16 de outubro de 2009

Distrito 9, de Neill Blomkamp


O grande problema de parte destes filmes de ficção que buscam um “efeito de realidade” adotando a estética de um tipo de documentário, geralmente aquele mais próximo ao jornalismo, é que não conseguem lidar com a narrativa sem ter de romper – de maneira dissimulada, muitas vezes – com o conceito inicial. Distrito 9 começa com o personagem Wikus (Sharlto Copley) preparando-se para dar uma entrevista. Passam-se alguns minutos, em que a trama, seguindo os moldes didáticos de um Discovery Chanel, é explicada.

Não demora muito para que Blomkamp abandone este modelo – com eventuais retornos – e parta para a ação ininterrupta. É aí que o diretor parece dissolver Blade Runner – a flor de lata –,passando por Eu, Robô e chegando em Transformers. Ou seja, a receita para um sci-fi-humanista cheio de corre-corre.

Se existe algum interesse no longa, são naqueles primeiros minutos, em que ainda um mínimo (mínimo!) de novidade no tratamento do velho tema da invasão alienígena aparece. O inconveniente é que há uma desesperada vontade de conferir a Distrito 9 uma relevância social. Desesperada porque a maneira como o cineasta nos apresenta a metáfora dos extraterrestres como indesejados habitantes das favelas de Joanesburgo não seria mais explícita e renitente no programa dos Teletubbies.
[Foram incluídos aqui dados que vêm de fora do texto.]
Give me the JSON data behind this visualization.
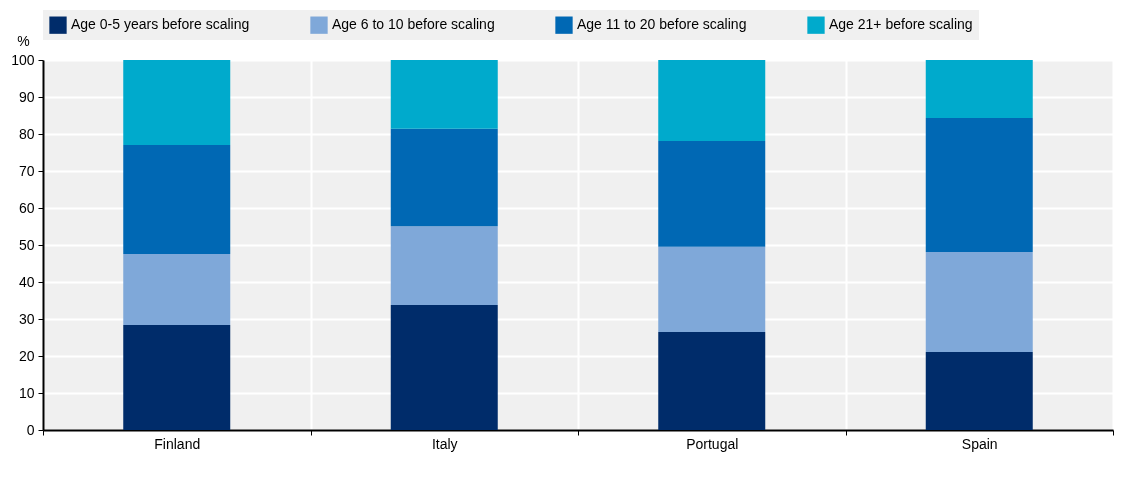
{
  "chart_data": {
    "type": "bar",
    "stacked": true,
    "categories": [
      "Finland",
      "Italy",
      "Portugal",
      "Spain"
    ],
    "series": [
      {
        "name": "Age 0-5 years before scaling",
        "color": "#002c6a",
        "values": [
          28.4,
          33.8,
          26.5,
          21.1
        ]
      },
      {
        "name": "Age 6 to 10 before scaling",
        "color": "#7fa8d9",
        "values": [
          19.2,
          21.3,
          23.0,
          27.0
        ]
      },
      {
        "name": "Age 11 to 20 before scaling",
        "color": "#0068b4",
        "values": [
          29.4,
          26.3,
          28.6,
          36.2
        ]
      },
      {
        "name": "Age 21+ before scaling",
        "color": "#00aacc",
        "values": [
          23.0,
          18.6,
          21.9,
          15.7
        ]
      }
    ],
    "ylabel": "%",
    "ylim": [
      0,
      100
    ],
    "yticks": [
      0,
      10,
      20,
      30,
      40,
      50,
      60,
      70,
      80,
      90,
      100
    ],
    "grid": true,
    "legend": "top"
  }
}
Basta irmos até Romero e Verhoeven, mestres na inserção de comentários sócio-políticos em filmes vagabundões, para perceber o que falta em Blomkamp: ironia. Quer dizer, ela até existe, mas é ainda mais explícita.

13 de outubro de 2009

Bastardos Inglórios, de Quentin Tarantino


É difícil racionalizar, mas, incrível como a experiência que se tem diante de Bastardos Inglórios é a de estar em contato com um filme de cinema de verdade. Passados os créditos iniciais – eles existem, ao contrário do que acontece em boa parte dos longas-metragens ocidentais dos dias de hoje, em que, muitas vezes, sequer o nome da obra aparece, quanto menos o crédito da equipe; uma estratégia para se “ganhar tempo” –, o primeiro capítulo e o recado, como sempre em Tarantino (toda sua filmografia é marcada por deixar as coisas claras logo de início), está dado: isso aqui é o fruto de uma paixão racional. O cineasta ama o cinema do passado e o devolve para tela não sem antes passar por um enorme filtro.
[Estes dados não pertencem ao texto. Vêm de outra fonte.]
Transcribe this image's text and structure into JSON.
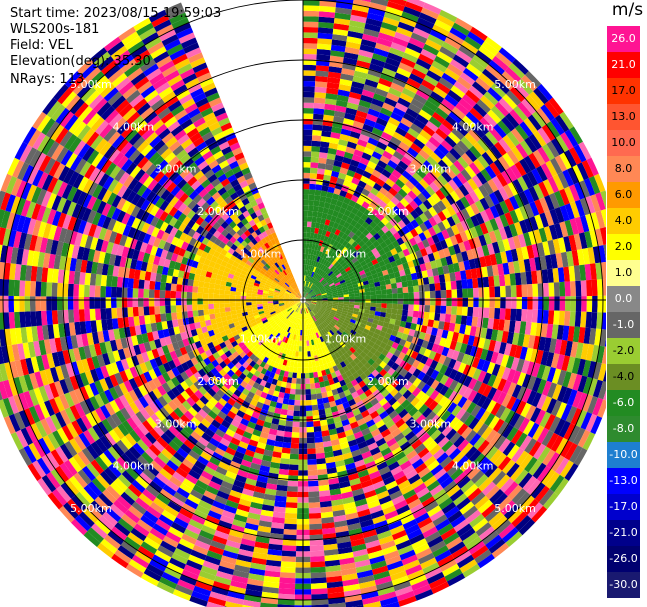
{
  "header": {
    "start_time": "Start time: 2023/08/15 19:59:03",
    "instrument": "WLS200s-181",
    "field": "Field: VEL",
    "elevation": "Elevation(deg): 35.30",
    "nrays": "NRays: 113"
  },
  "chart_data": {
    "type": "ppi_scan",
    "field": "VEL",
    "units": "m/s",
    "range_rings_km": [
      1,
      2,
      3,
      4,
      5
    ],
    "range_ring_labels": [
      "1.00km",
      "2.00km",
      "3.00km",
      "4.00km",
      "5.00km"
    ],
    "scan_gap_azimuth_deg": [
      336,
      360
    ],
    "colorbar": {
      "title": "m/s",
      "ticks": [
        "26.0",
        "21.0",
        "17.0",
        "13.0",
        "10.0",
        "8.0",
        "6.0",
        "4.0",
        "2.0",
        "1.0",
        "0.0",
        "-1.0",
        "-2.0",
        "-4.0",
        "-6.0",
        "-8.0",
        "-10.0",
        "-13.0",
        "-17.0",
        "-21.0",
        "-26.0",
        "-30.0"
      ],
      "colors": [
        "#ff1493",
        "#ff0000",
        "#ff3300",
        "#ff5530",
        "#ff6a50",
        "#ff8855",
        "#ff9a00",
        "#ffcc00",
        "#ffff00",
        "#ffff90",
        "#888888",
        "#666666",
        "#9acd32",
        "#6b8e23",
        "#228b22",
        "#2e8b2e",
        "#1e7fd0",
        "#0000ff",
        "#0000cd",
        "#00008b",
        "#000070",
        "#191970"
      ]
    },
    "pattern": [
      {
        "azimuth_deg": [
          300,
          336
        ],
        "max_range_km": 1.2,
        "color": "#ff9a00"
      },
      {
        "azimuth_deg": [
          240,
          300
        ],
        "max_range_km": 1.8,
        "color": "#ffcc00"
      },
      {
        "azimuth_deg": [
          0,
          90
        ],
        "max_range_km": 1.8,
        "color": "#228b22"
      },
      {
        "azimuth_deg": [
          90,
          150
        ],
        "max_range_km": 1.6,
        "color": "#6b8e23"
      },
      {
        "azimuth_deg": [
          150,
          240
        ],
        "max_range_km": 1.2,
        "color": "#ffff00"
      }
    ],
    "background_noise_colors": [
      "#ff1493",
      "#ff0000",
      "#0000ff",
      "#ffff00",
      "#228b22",
      "#000080",
      "#ff69b4",
      "#9acd32",
      "#ff8855",
      "#00008b",
      "#ffcc00",
      "#666666"
    ]
  }
}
Como sempre, outra vez, o resultado final passa longe das influências iniciais – Os 12 Condenados, o Inglorious Bastards, de Enzo G. Castellari -, das faíscas que fazem acender a vontade do diretor em começar um novo projeto.
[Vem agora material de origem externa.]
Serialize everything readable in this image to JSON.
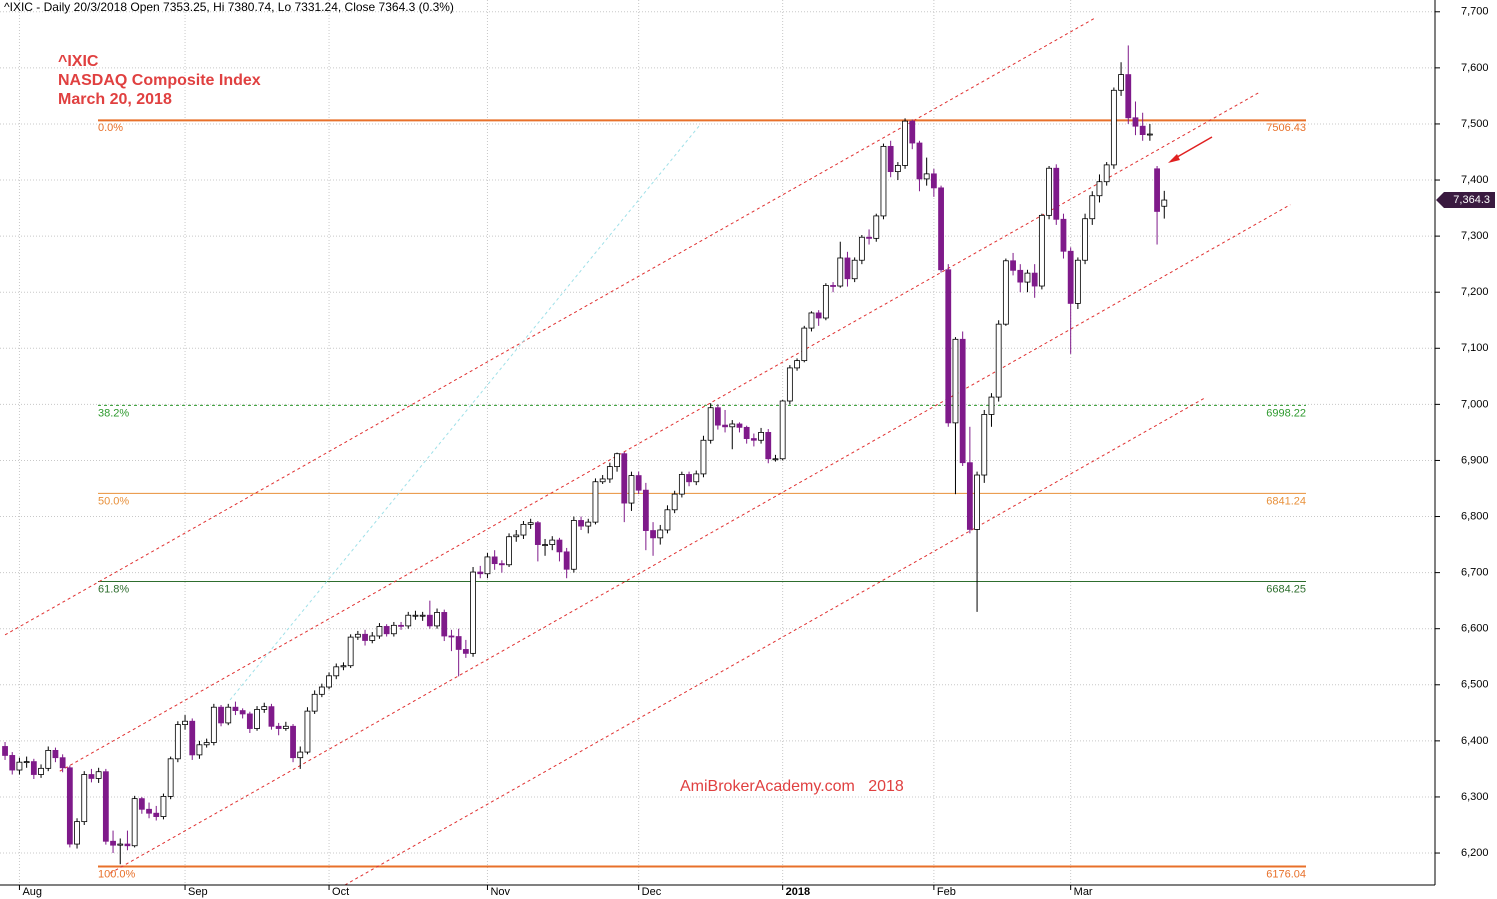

O diretor, quando se faz valer de uma mise en scène "simples", é brilhante – vide a primeira cena. Quando se apropria de Leone e Peckinpah – a morte de Shosanna (Mélanie Laurent) – e de De Palma – troquem-se os nazistas fugindo das chamas por estudantes de ensino médio e o cinema por um ginásio e se tem Carrie, a Estranha – é tão brilhante quanto.

O filme, é claro, só poderia terminar de uma forma: Aldo Raine (Brad Pitt), olhando para câmera (o plano é parecidíssimo com o da foto que ilustra o post), dizendo: “acho que essa é minha obra-prima”. Ao lado de À Prova de Morte, sem dúvidas.